676. Paragraph 18 provides that, where a community order includes a drug rehabilitation, alcohol treatment or mental health treatment requirement, and the medical practitioner or other person responsible for the treatment is of the opinion that the treatment should be extended beyond the period specified in the order, that the offender should receive different treatment, that the offender is not susceptible to treatment or that the offender does not require further treatment he must make a report to the responsible officer. He can also report that he is unwilling to continue to treat (or direct the treatment) of the offender for any reason. The responsible officer must then apply to the court to have the requirement amended or cancelled.
677. Under paragraph 19, where a community order includes a drug rehabilitation requirement with provision for review, the responsible officer can apply to the court to amend the order to provide for future reviews to take place with or without hearings.
678. Paragraph 20 provides that, on the application of the offender or the responsible officer, the court may extend an unpaid work requirement beyond the 12 months limit specified in clause 193, if it believes it to be in the interests of justice to do so having regard to circumstances which have arisen since the order was made.
679. Part 5 deals with the powers of the court in relation to a community order where the offender is subsequently convicted for another offence. Paragraph 21 sets out what the magistrates' court can do in this situation. It may, if it appears to the court to be in the interests of justice, revoke the order, or revoke the order and re-sentence the offender for the original offence as if he had just been convicted of it. If it re-sentences him, the court must take into account the extent to which the offender complied with the order. If it re-sentences, the offender has the right of appeal.
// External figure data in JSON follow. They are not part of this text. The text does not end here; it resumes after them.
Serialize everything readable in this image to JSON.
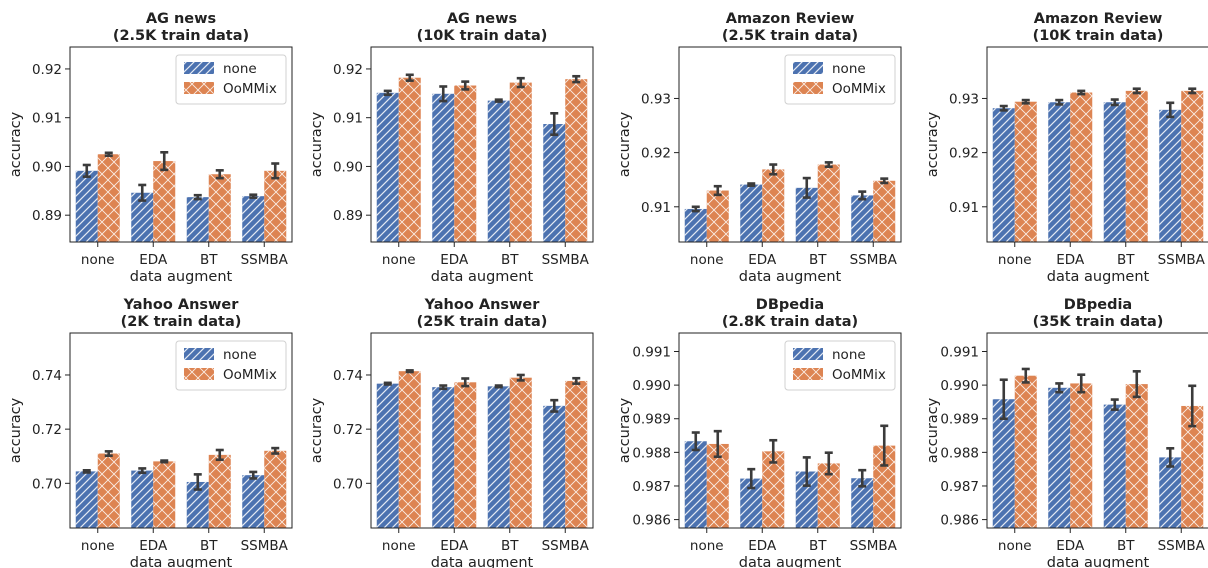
{
  "colors": {
    "none": "#4c72b0",
    "oommix": "#dd8452",
    "error": "#3b3b3b",
    "axis": "#222222"
  },
  "chart_data": [
    {
      "type": "bar",
      "title": "AG news\n(2.5K train data)",
      "xlabel": "data augment",
      "ylabel": "accuracy",
      "categories": [
        "none",
        "EDA",
        "BT",
        "SSMBA"
      ],
      "ylim": [
        0.8845,
        0.9245
      ],
      "yticks": [
        0.89,
        0.9,
        0.91,
        0.92
      ],
      "ytick_labels": [
        "0.89",
        "0.90",
        "0.91",
        "0.92"
      ],
      "legend": {
        "show": true,
        "position": "top-right"
      },
      "series": [
        {
          "name": "none",
          "values": [
            0.8991,
            0.8946,
            0.8937,
            0.8939
          ],
          "err": [
            0.0012,
            0.0016,
            0.0004,
            0.0003
          ]
        },
        {
          "name": "OoMMix",
          "values": [
            0.9025,
            0.9011,
            0.8984,
            0.8991
          ],
          "err": [
            0.0003,
            0.0018,
            0.0008,
            0.0015
          ]
        }
      ]
    },
    {
      "type": "bar",
      "title": "AG news\n(10K train data)",
      "xlabel": "data augment",
      "ylabel": "accuracy",
      "categories": [
        "none",
        "EDA",
        "BT",
        "SSMBA"
      ],
      "ylim": [
        0.8845,
        0.9245
      ],
      "yticks": [
        0.89,
        0.9,
        0.91,
        0.92
      ],
      "ytick_labels": [
        "0.89",
        "0.90",
        "0.91",
        "0.92"
      ],
      "legend": {
        "show": false,
        "position": ""
      },
      "series": [
        {
          "name": "none",
          "values": [
            0.9151,
            0.9149,
            0.9135,
            0.9087
          ],
          "err": [
            0.0004,
            0.0015,
            0.0002,
            0.0022
          ]
        },
        {
          "name": "OoMMix",
          "values": [
            0.9182,
            0.9166,
            0.9172,
            0.9179
          ],
          "err": [
            0.0006,
            0.0008,
            0.0009,
            0.0006
          ]
        }
      ]
    },
    {
      "type": "bar",
      "title": "Amazon Review\n(2.5K train data)",
      "xlabel": "data augment",
      "ylabel": "accuracy",
      "categories": [
        "none",
        "EDA",
        "BT",
        "SSMBA"
      ],
      "ylim": [
        0.9035,
        0.9395
      ],
      "yticks": [
        0.91,
        0.92,
        0.93
      ],
      "ytick_labels": [
        "0.91",
        "0.92",
        "0.93"
      ],
      "legend": {
        "show": true,
        "position": "top-right"
      },
      "series": [
        {
          "name": "none",
          "values": [
            0.9096,
            0.9141,
            0.9135,
            0.9121
          ],
          "err": [
            0.0004,
            0.0002,
            0.0018,
            0.0007
          ]
        },
        {
          "name": "OoMMix",
          "values": [
            0.913,
            0.9169,
            0.9178,
            0.9148
          ],
          "err": [
            0.0008,
            0.0009,
            0.0004,
            0.0004
          ]
        }
      ]
    },
    {
      "type": "bar",
      "title": "Amazon Review\n(10K train data)",
      "xlabel": "data augment",
      "ylabel": "accuracy",
      "categories": [
        "none",
        "EDA",
        "BT",
        "SSMBA"
      ],
      "ylim": [
        0.9035,
        0.9395
      ],
      "yticks": [
        0.91,
        0.92,
        0.93
      ],
      "ytick_labels": [
        "0.91",
        "0.92",
        "0.93"
      ],
      "legend": {
        "show": false,
        "position": ""
      },
      "series": [
        {
          "name": "none",
          "values": [
            0.9282,
            0.9293,
            0.9293,
            0.9279
          ],
          "err": [
            0.0004,
            0.0004,
            0.0005,
            0.0013
          ]
        },
        {
          "name": "OoMMix",
          "values": [
            0.9294,
            0.9311,
            0.9314,
            0.9314
          ],
          "err": [
            0.0003,
            0.0003,
            0.0004,
            0.0004
          ]
        }
      ]
    },
    {
      "type": "bar",
      "title": "Yahoo Answer\n(2K train data)",
      "xlabel": "data augment",
      "ylabel": "accuracy",
      "categories": [
        "none",
        "EDA",
        "BT",
        "SSMBA"
      ],
      "ylim": [
        0.6835,
        0.7555
      ],
      "yticks": [
        0.7,
        0.72,
        0.74
      ],
      "ytick_labels": [
        "0.70",
        "0.72",
        "0.74"
      ],
      "legend": {
        "show": true,
        "position": "top-right"
      },
      "series": [
        {
          "name": "none",
          "values": [
            0.7044,
            0.7047,
            0.7005,
            0.703
          ],
          "err": [
            0.0004,
            0.0008,
            0.0028,
            0.0012
          ]
        },
        {
          "name": "OoMMix",
          "values": [
            0.711,
            0.7081,
            0.7105,
            0.712
          ],
          "err": [
            0.0008,
            0.0003,
            0.0018,
            0.001
          ]
        }
      ]
    },
    {
      "type": "bar",
      "title": "Yahoo Answer\n(25K train data)",
      "xlabel": "data augment",
      "ylabel": "accuracy",
      "categories": [
        "none",
        "EDA",
        "BT",
        "SSMBA"
      ],
      "ylim": [
        0.6835,
        0.7555
      ],
      "yticks": [
        0.7,
        0.72,
        0.74
      ],
      "ytick_labels": [
        "0.70",
        "0.72",
        "0.74"
      ],
      "legend": {
        "show": false,
        "position": ""
      },
      "series": [
        {
          "name": "none",
          "values": [
            0.7368,
            0.7355,
            0.7358,
            0.7286
          ],
          "err": [
            0.0003,
            0.0006,
            0.0003,
            0.0021
          ]
        },
        {
          "name": "OoMMix",
          "values": [
            0.7414,
            0.7373,
            0.739,
            0.7378
          ],
          "err": [
            0.0003,
            0.0014,
            0.001,
            0.001
          ]
        }
      ]
    },
    {
      "type": "bar",
      "title": "DBpedia\n(2.8K train data)",
      "xlabel": "data augment",
      "ylabel": "accuracy",
      "categories": [
        "none",
        "EDA",
        "BT",
        "SSMBA"
      ],
      "ylim": [
        0.98575,
        0.99155
      ],
      "yticks": [
        0.986,
        0.987,
        0.988,
        0.989,
        0.99,
        0.991
      ],
      "ytick_labels": [
        "0.986",
        "0.987",
        "0.988",
        "0.989",
        "0.990",
        "0.991"
      ],
      "legend": {
        "show": true,
        "position": "top-right"
      },
      "series": [
        {
          "name": "none",
          "values": [
            0.98833,
            0.98722,
            0.98743,
            0.98723
          ],
          "err": [
            0.00026,
            0.00028,
            0.00042,
            0.00024
          ]
        },
        {
          "name": "OoMMix",
          "values": [
            0.98825,
            0.98803,
            0.98767,
            0.9882
          ],
          "err": [
            0.00038,
            0.00033,
            0.00032,
            0.00059
          ]
        }
      ]
    },
    {
      "type": "bar",
      "title": "DBpedia\n(35K train data)",
      "xlabel": "data augment",
      "ylabel": "accuracy",
      "categories": [
        "none",
        "EDA",
        "BT",
        "SSMBA"
      ],
      "ylim": [
        0.98575,
        0.99155
      ],
      "yticks": [
        0.986,
        0.987,
        0.988,
        0.989,
        0.99,
        0.991
      ],
      "ytick_labels": [
        "0.986",
        "0.987",
        "0.988",
        "0.989",
        "0.990",
        "0.991"
      ],
      "legend": {
        "show": false,
        "position": ""
      },
      "series": [
        {
          "name": "none",
          "values": [
            0.98958,
            0.98992,
            0.98942,
            0.98785
          ],
          "err": [
            0.00058,
            0.00013,
            0.00015,
            0.00027
          ]
        },
        {
          "name": "OoMMix",
          "values": [
            0.99028,
            0.99005,
            0.99003,
            0.98938
          ],
          "err": [
            0.0002,
            0.00026,
            0.00038,
            0.0006
          ]
        }
      ]
    }
  ]
}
If the magistrates' court is dealing with the new offence but the community order was made in the Crown Court it can commit the offender to custody or release him on bail to appear at the Crown Court.
680. Paragraph 23 makes similar provision in relation to the powers of a Crown Court following conviction of a subsequent offence.
681. Part 6 of the Schedule contains supplementary provisions. The court cannot amend an order while an appeal against the order is pending. Where a court is amending an order or dealing with a breach, and the application is not by the offender, the court must summon the offender to appear before the court and may issue a warrant if he does not appear. This does not apply if the court is cancelling a requirement, reducing the period of a requirement or substituting a new petty sessions area or place in the order. When amending a requirement any restrictions on the requirement still apply. The rest of this Part sets out procedural arrangements for sending copies of the order to relevant parties.